PROSTITUTION

The training of the average male mind in impure language and thought during boyhood and adolescence, the cultivation of his animal at the expense of the moral nature, often leads the adolescent to seek satisfaction by frequenting the prostitute.

Prostitution, known as the “social evil,” is promiscuous unchastity for gain. It has existed in all civilized countries from earliest times. Prostitution abuses the instinct for reproduction, the basic element of sex, to offer certain women a livelihood which they prefer to other means. Love of excitement, inherited criminal propensities, indolence and abnormal sex appetite are first causes of prostitution. Difficulty in finding work, laborious and ill-paid work, harsh treatment of girls at home, indecent living among the poor, contact with demoralizing companions, loose literature and amusements are secondary causes. They all contribute to debauch male and female youth and lead it to form dangerous habits of vicious sensual indulgence.
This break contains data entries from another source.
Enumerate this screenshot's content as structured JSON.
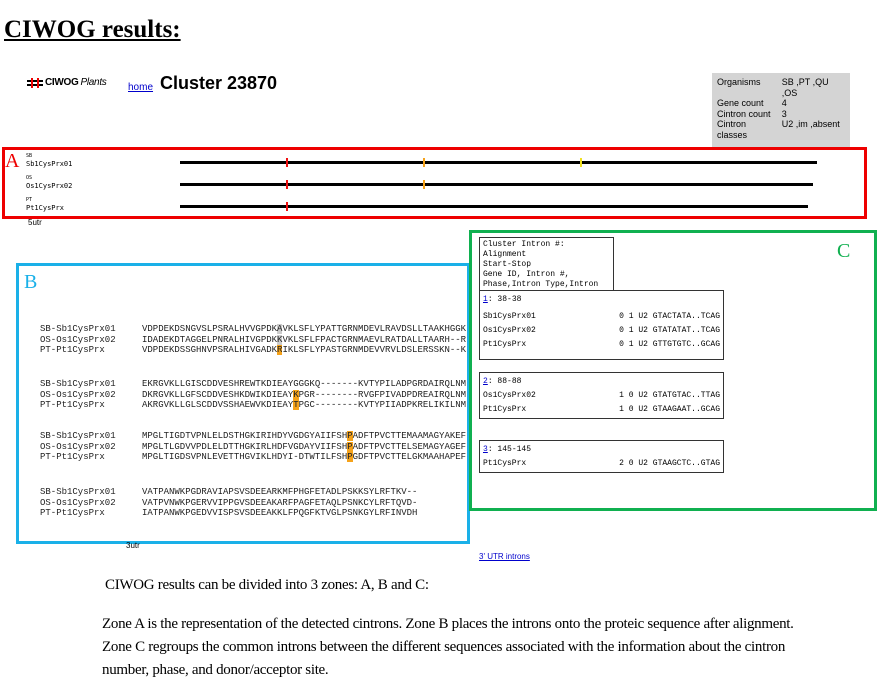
{
  "title": "CIWOG results:",
  "header": {
    "logo_text": "CIWOG",
    "logo_sub": "Plants",
    "home_link": "home",
    "cluster_title": "Cluster 23870"
  },
  "info": [
    {
      "label": "Organisms",
      "value": "SB ,PT ,QU ,OS"
    },
    {
      "label": "Gene count",
      "value": "4"
    },
    {
      "label": "Cintron count",
      "value": "3"
    },
    {
      "label": "Cintron classes",
      "value": "U2 ,im ,absent"
    }
  ],
  "zone_labels": {
    "a": "A",
    "b": "B",
    "c": "C"
  },
  "zoneA": {
    "genes": [
      {
        "org": "SB",
        "name": "Sb1CysPrx01",
        "cintrons": [
          "red",
          "orange",
          "yellow"
        ]
      },
      {
        "org": "OS",
        "name": "Os1CysPrx02",
        "cintrons": [
          "red",
          "orange"
        ]
      },
      {
        "org": "PT",
        "name": "Pt1CysPrx",
        "cintrons": [
          "red"
        ]
      }
    ],
    "colors": {
      "red": "#ee1111",
      "orange": "#f5a21a",
      "yellow": "#f0e020"
    },
    "utr5": "5utr"
  },
  "zoneB": {
    "blocks": [
      {
        "rows": [
          {
            "name": "SB-Sb1CysPrx01",
            "seq": "VDPDEKDSNGVSLPSRALHVVGPDKAVKLSFLYPATTGRNMDEVLRAVDSLLTAAKHGGK",
            "hl": 25,
            "hlc": "gray"
          },
          {
            "name": "OS-Os1CysPrx02",
            "seq": "IDADEKDTAGGELPNRALHIVGPDKKVKLSFLFPACTGRNMAEVLRATDALLTAARH--R",
            "hl": 25,
            "hlc": "gray"
          },
          {
            "name": "PT-Pt1CysPrx",
            "seq": "VDPDEKDSSGHNVPSRALHIVGADKRIKLSFLYPASTGRNMDEVVRVLDSLERSSKN--K",
            "hl": 25,
            "hlc": "orange"
          }
        ]
      },
      {
        "rows": [
          {
            "name": "SB-Sb1CysPrx01",
            "seq": "EKRGVKLLGISCDDVESHREWTKDIEAYGGGKQ-------KVTYPILADPGRDAIRQLNM",
            "hl": -1,
            "hlc": ""
          },
          {
            "name": "OS-Os1CysPrx02",
            "seq": "DKRGVKLLGFSCDDVESHKDWIKDIEAYKPGR--------RVGFPIVADPDREAIRQLNM",
            "hl": 28,
            "hlc": "orange"
          },
          {
            "name": "PT-Pt1CysPrx",
            "seq": "AKRGVKLLGLSCDDVSSHAEWVKDIEAYTPGC--------KVTYPIIADPKRELIKILNM",
            "hl": 28,
            "hlc": "orange"
          }
        ]
      },
      {
        "rows": [
          {
            "name": "SB-Sb1CysPrx01",
            "seq": "MPGLTIGDTVPNLELDSTHGKIRIHDYVGDGYAIIFSHPADFTPVCTTEMAAMAGYAKEF",
            "hl": 38,
            "hlc": "orange"
          },
          {
            "name": "OS-Os1CysPrx02",
            "seq": "MPGLTLGDVVPDLELDTTHGKIRLHDFVGDAYVIIFSHPADFTPVCTTELSEMAGYAGEF",
            "hl": 38,
            "hlc": "orange"
          },
          {
            "name": "PT-Pt1CysPrx",
            "seq": "MPGLTIGDSVPNLEVETTHGVIKLHDYI-DTWTILFSHPGDFTPVCTTELGKMAAHAPEF",
            "hl": 38,
            "hlc": "orange"
          }
        ]
      },
      {
        "rows": [
          {
            "name": "SB-Sb1CysPrx01",
            "seq": "VATPANWKPGDRAVIAPSVSDEEARKMFPHGFETADLPSKKSYLRFTKV--",
            "hl": -1,
            "hlc": ""
          },
          {
            "name": "OS-Os1CysPrx02",
            "seq": "VATPVNWKPGERVVIPPGVSDEEAKARFPAGFETAQLPSNKCYLRFTQVD-",
            "hl": -1,
            "hlc": ""
          },
          {
            "name": "PT-Pt1CysPrx",
            "seq": "IATPANWKPGEDVVISPSVSDEEAKKLFPQGFKTVGLPSNKGYLRFINVDH",
            "hl": -1,
            "hlc": ""
          }
        ]
      }
    ],
    "utr3": "3utr"
  },
  "zoneC": {
    "legend": [
      "Cluster Intron #: Alignment",
      "Start-Stop",
      "Gene ID, Intron #,",
      "Phase,Intron Type,Intron Seq"
    ],
    "introns": [
      {
        "num": "1",
        "range": ": 38-38",
        "rows": [
          {
            "gene": "Sb1CysPrx01",
            "info": "0 1 U2 GTACTATA..TCAG"
          },
          {
            "gene": "Os1CysPrx02",
            "info": "0 1 U2 GTATATAT..TCAG"
          },
          {
            "gene": "Pt1CysPrx",
            "info": "0 1 U2 GTTGTGTC..GCAG"
          }
        ]
      },
      {
        "num": "2",
        "range": ": 88-88",
        "rows": [
          {
            "gene": "Os1CysPrx02",
            "info": "1 0 U2 GTATGTAC..TTAG"
          },
          {
            "gene": "Pt1CysPrx",
            "info": "1 0 U2 GTAAGAAT..GCAG"
          }
        ]
      },
      {
        "num": "3",
        "range": ": 145-145",
        "rows": [
          {
            "gene": "Pt1CysPrx",
            "info": "2 0 U2 GTAAGCTC..GTAG"
          }
        ]
      }
    ],
    "utr3_link": "3' UTR introns"
  },
  "notes": {
    "intro": "CIWOG results can be divided into 3 zones: A, B and C:",
    "body": "Zone A is the representation of the detected cintrons. Zone B places the introns onto the proteic sequence after alignment. Zone C regroups the common introns between the different sequences associated with the information about the cintron number, phase, and donor/acceptor site."
  }
}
Prostitution seems inseparable from human society in large communities. The fact is acknowledged in the name given it, “the necessary evil.” Regulation and medical control only arrest in a degree the spread of venereal diseases to which prostitution gives rise. The elementary laws on which prostitution rests seems to be stronger than the artificial codes imposed by moral teaching. It is an evil which must be combatted individually. Men are principally responsible, in one way or another, for the existence of the social evil. In the case of the young man, abstention is the only cure for the probable results of indulging his animal passions by recourse to the prostitute.

Prostitution, both public and private is the most dangerous menace to society at large. It is the curse of individual young manhood because of the venereal diseases it spreads. One visit to a house of prostitution may ruin a young man's health and life, and millions of human beings die annually from the effects of poison contracted in these houses. “Wild oats” sown in company with the prostitute usually bear fruit in the shape of the most loathsome and destructive sex disorders.

The development of self-control, the avoidance of impure thoughts and associations, the cultivation of the higher moral nature instead of the lower animal one, and, finally, marriage, should prevent the young man from falling into prostitution. All the state and medical regulation in the world will not protect him from the venereal diseases he is so apt to acquire by such indulgence.

FREE LOVE

Free love is the doctrine of unrestrained choice, without binding ties, in sexual relations. For altogether different reasons, however, it is quite as objectionable as prostitution for the young man. It may offer better hygienic guarantees. But it is a sexual partnership which is opposed to the fundamental institution of marriage, on which society in general is based throughout the world. And, aside from the fact that it is a promiscuous relationship not sanctioned by law or society, it is seldom practically successful. It cannot admit of true love without bitter jealousies.